Global equity traders are interested spectators, but not unbiased. They are not just cheering for Mr Powell’s team; they are betting heavily on a Fed win.
The tug-of-war began last year. In August, the Fed sent the equivalent of the “Bat Signal” to the world. They announced that instead of failing to manage inflation to a fixed 2.0% target, they will attempt to target an average rate around 2.0%
“Attention World-Fed Speaking” Photo wikimedia
In September, Mr Powell said: “We think that the economy’s going to need low interest rates, which support economic activity, for an extended period of time … it will be measured in years. However long it takes, we’re going to be there.”
He hasn’t changed his tune. He doesn’t seem to think that inflation is a problem, and remains more concerned about deflation. In his post-FOMC press conference January 27, he said “there are significant disinflationary pressures around the world, and there have been for a while, and they persist today. It is not going to be easy to have inflation move up.”
Mr Powell isn’t worried about a plunge in the unemployment rate either. Full-employment would have forced the Fed to raise interest rates, in the past. Not now. On February 10, he referenced the revised FOMC Statement on Longer Run Goals and Monetary Policy, and noted the economies ability to sustain a robust job market without causing an unwanted increase in inflation. He said, “we will not tighten monetary policy solely in response to a strong labor market.”
Bond traders managed to drive Treasury yields higher.
The 10-year US Treasury yield closed at 0.77% on the US election date, then climbed steadily, touching 1.19% on February 5, 2021. Bond traders disagree with the Fed’s inflation outlook.
And why shouldn’t they? The Fed has an abysmal track record managing inflation. They are not alone.
Statistics Canada has introduced a personal inflation calculator as a tool to help sell the Bank of Canada’s inflation outlook. Many consumers notice that ever-day items are costing more, despite being told inflation is low. If you are not selling or buying a home, house price inflation is a moot point. The same holds true with low airfare and accommodations prices if you are adhering to a government-mandated lockdown.
The Bank of Canada almost admits inflation is higher.
The recent monetary policy statement said, “CPI inflation has risen to the low end of the Bank’s 1-3 percent target range.” But it doesn’t matter. They say the increase is temporary and excessive supply will weigh on inflation “through the projection period.” Really?
Some economists are getting concerned about new inflation risks, especially in the US. They believe that the massive fiscal support already announced, combined with Biden’s $1.4 or $1.9 trillion top-up, may unleash a surge in hiring, and consumer spending.

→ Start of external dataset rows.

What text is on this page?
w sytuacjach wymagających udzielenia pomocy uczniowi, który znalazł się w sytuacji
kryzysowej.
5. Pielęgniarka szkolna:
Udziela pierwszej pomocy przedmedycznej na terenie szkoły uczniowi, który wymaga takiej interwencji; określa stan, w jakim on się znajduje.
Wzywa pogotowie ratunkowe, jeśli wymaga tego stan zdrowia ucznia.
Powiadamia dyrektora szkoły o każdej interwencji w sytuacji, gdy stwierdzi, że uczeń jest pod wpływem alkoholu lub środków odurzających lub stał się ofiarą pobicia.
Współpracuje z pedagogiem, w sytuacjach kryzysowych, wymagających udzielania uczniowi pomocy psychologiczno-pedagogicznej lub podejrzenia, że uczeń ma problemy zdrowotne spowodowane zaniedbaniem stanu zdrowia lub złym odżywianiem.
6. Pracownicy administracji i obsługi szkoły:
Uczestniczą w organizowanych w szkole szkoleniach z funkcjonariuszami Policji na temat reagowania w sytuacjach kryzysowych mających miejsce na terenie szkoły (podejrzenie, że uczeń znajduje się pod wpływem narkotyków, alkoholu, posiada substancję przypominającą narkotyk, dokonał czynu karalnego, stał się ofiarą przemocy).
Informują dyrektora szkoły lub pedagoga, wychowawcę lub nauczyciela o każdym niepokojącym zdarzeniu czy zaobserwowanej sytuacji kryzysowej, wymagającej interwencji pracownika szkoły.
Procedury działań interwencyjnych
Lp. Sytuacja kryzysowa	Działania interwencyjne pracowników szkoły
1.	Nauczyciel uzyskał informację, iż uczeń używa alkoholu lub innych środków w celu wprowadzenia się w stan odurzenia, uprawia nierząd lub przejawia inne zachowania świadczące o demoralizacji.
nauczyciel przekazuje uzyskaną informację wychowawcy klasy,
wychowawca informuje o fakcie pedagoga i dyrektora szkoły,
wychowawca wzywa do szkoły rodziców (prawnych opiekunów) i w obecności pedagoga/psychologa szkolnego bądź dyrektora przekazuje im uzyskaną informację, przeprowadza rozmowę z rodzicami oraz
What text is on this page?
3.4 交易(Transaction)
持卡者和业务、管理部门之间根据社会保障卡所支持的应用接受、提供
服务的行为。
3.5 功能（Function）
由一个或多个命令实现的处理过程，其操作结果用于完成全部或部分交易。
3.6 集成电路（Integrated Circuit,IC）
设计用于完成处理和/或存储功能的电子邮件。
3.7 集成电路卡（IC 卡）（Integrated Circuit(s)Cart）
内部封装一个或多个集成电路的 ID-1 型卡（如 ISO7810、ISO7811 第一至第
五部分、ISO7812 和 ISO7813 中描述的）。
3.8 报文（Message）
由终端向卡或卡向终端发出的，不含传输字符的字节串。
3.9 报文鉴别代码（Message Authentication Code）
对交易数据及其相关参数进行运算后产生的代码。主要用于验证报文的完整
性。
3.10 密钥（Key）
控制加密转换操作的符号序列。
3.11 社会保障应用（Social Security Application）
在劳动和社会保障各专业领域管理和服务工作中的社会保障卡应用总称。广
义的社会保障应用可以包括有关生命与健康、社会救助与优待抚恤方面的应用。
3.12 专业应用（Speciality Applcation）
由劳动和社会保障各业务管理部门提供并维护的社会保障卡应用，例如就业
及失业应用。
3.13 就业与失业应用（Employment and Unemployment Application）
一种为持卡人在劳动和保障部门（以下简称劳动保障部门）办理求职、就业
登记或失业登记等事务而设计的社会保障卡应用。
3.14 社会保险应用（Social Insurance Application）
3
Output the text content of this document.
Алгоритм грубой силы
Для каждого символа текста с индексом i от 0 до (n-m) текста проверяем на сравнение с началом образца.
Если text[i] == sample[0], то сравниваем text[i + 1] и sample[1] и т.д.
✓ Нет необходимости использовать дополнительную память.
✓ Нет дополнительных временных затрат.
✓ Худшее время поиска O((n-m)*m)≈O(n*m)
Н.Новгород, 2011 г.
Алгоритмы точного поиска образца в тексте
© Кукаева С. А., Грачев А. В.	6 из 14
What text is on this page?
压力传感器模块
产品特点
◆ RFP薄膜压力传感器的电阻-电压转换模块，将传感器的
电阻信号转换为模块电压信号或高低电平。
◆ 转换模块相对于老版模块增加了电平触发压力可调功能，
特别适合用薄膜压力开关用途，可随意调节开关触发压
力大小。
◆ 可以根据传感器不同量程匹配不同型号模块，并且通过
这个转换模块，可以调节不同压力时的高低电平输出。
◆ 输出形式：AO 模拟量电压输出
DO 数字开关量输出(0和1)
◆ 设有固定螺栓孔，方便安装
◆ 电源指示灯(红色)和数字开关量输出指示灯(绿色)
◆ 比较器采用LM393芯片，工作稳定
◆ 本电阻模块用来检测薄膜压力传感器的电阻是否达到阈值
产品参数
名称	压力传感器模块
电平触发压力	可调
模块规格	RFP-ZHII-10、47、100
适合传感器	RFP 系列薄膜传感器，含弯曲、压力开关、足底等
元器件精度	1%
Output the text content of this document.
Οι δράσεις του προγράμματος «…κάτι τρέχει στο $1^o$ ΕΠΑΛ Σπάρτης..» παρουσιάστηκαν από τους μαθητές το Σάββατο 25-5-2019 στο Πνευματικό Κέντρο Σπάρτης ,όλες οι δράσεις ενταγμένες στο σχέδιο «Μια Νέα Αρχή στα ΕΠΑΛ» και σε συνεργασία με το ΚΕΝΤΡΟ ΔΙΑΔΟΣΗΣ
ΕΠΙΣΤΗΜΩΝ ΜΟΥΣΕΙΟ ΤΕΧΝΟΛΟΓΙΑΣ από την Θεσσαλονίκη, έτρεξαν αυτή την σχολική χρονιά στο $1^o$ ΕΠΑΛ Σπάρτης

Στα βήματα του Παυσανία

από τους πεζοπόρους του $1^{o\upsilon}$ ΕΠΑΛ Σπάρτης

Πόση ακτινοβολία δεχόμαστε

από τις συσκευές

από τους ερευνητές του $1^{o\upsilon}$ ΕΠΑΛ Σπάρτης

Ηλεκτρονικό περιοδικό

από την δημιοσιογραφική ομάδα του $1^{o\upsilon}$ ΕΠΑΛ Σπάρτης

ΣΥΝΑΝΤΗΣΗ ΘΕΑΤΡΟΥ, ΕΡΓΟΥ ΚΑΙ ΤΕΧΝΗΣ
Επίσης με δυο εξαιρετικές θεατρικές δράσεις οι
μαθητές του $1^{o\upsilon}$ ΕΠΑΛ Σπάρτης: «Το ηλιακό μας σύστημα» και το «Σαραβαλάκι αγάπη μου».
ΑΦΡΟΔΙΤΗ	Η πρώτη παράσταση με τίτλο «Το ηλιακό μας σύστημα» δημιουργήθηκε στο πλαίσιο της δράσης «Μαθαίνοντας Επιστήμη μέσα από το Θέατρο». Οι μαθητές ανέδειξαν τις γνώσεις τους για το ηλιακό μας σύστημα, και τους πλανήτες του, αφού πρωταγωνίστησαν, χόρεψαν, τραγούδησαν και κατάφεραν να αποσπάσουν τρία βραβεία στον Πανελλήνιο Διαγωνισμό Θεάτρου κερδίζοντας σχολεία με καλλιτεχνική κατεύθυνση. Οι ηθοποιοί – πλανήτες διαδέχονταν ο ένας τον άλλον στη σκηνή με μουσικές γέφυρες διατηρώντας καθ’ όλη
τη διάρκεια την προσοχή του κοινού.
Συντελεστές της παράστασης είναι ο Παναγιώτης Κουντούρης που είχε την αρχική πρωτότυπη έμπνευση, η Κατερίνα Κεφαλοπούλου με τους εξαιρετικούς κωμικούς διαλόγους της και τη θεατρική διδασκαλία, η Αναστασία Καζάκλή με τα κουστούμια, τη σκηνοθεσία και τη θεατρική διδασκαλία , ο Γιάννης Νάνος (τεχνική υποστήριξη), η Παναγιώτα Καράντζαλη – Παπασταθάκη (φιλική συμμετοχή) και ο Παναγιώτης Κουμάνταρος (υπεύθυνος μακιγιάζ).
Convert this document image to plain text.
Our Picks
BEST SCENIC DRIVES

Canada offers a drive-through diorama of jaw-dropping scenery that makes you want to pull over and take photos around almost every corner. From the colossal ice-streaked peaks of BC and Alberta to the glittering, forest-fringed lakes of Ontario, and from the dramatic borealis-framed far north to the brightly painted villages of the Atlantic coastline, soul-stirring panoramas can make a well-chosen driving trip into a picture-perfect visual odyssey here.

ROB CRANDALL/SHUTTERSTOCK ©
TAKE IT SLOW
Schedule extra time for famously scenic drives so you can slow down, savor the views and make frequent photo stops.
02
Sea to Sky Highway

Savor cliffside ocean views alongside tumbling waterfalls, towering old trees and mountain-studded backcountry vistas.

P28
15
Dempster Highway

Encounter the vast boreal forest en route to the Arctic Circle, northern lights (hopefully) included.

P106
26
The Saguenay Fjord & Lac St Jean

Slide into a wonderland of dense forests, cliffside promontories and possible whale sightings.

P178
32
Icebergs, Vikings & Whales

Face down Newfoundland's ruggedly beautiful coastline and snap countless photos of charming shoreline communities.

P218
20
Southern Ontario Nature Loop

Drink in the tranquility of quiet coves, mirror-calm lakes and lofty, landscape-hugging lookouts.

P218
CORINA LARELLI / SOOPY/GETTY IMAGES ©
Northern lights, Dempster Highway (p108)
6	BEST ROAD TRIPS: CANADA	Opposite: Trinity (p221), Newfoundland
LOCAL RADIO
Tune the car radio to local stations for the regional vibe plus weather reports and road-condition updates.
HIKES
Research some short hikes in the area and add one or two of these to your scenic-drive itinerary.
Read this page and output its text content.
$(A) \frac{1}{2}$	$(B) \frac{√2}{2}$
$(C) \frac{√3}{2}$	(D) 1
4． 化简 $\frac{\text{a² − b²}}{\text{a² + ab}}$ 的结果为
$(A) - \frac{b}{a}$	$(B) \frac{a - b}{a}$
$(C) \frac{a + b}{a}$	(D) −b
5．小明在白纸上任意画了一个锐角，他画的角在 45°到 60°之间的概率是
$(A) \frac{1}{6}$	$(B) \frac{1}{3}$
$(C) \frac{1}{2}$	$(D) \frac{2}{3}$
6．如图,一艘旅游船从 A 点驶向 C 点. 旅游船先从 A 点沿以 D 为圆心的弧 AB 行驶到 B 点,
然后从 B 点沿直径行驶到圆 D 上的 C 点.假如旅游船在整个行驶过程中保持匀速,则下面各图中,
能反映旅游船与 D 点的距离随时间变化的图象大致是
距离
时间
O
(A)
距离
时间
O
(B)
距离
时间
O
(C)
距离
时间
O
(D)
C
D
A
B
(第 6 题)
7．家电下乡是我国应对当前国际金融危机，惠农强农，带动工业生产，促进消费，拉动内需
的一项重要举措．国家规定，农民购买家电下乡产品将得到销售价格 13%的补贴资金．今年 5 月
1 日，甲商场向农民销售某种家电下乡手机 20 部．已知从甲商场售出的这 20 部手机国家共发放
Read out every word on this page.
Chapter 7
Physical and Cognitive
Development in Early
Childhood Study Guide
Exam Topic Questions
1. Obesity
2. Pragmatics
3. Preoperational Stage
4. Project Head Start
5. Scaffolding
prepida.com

As will higher household wealth and commodity prices. That will all happen with the Fed’s blessing to ensure they don’t derail and economic recovery.
Who does one believe-Free market traders, or government institutions?
The BoC’s political masters have a vested interest in keeping interest rates at, or near zero. The Canadian government budget deficit is so massive (nearly $400 billion), that a jump in interest rates would jeopardize pet spending programs.
The Fed isn’t any different. The Congressional Budget Office projects federal debt held by the public will be over 100% of GDP in 2021.
US equity traders are cheering for the Fed, although those cheers could turn to “boo’s” if 10-year Treasury yields break above 1.25%, and triggers a stock market correction. The Nasdaq, S&P 500, and Dow Jones Industrial Average gained 6.4%, 4.0% and 2.5% year-to-date, as of February 11.
Canadian dollar bulls have pitched their camp with the Fed. The currency traded at 79.34 cents to 1 US dollar last week, and even after a profit-taking retreat, prices are just below 0.79 cents on February 11. Expectations that the Fed will leave monetary policy unchanged is keeping Canadian dollar sentiment positive
There is an old adage in financial markets which says “Do not bet against the Fed.” Those banking on reflation trades to line their pockets may find themselves with a mouthful of mud instead. 1,2,3,4-the Fed will win this reflation war.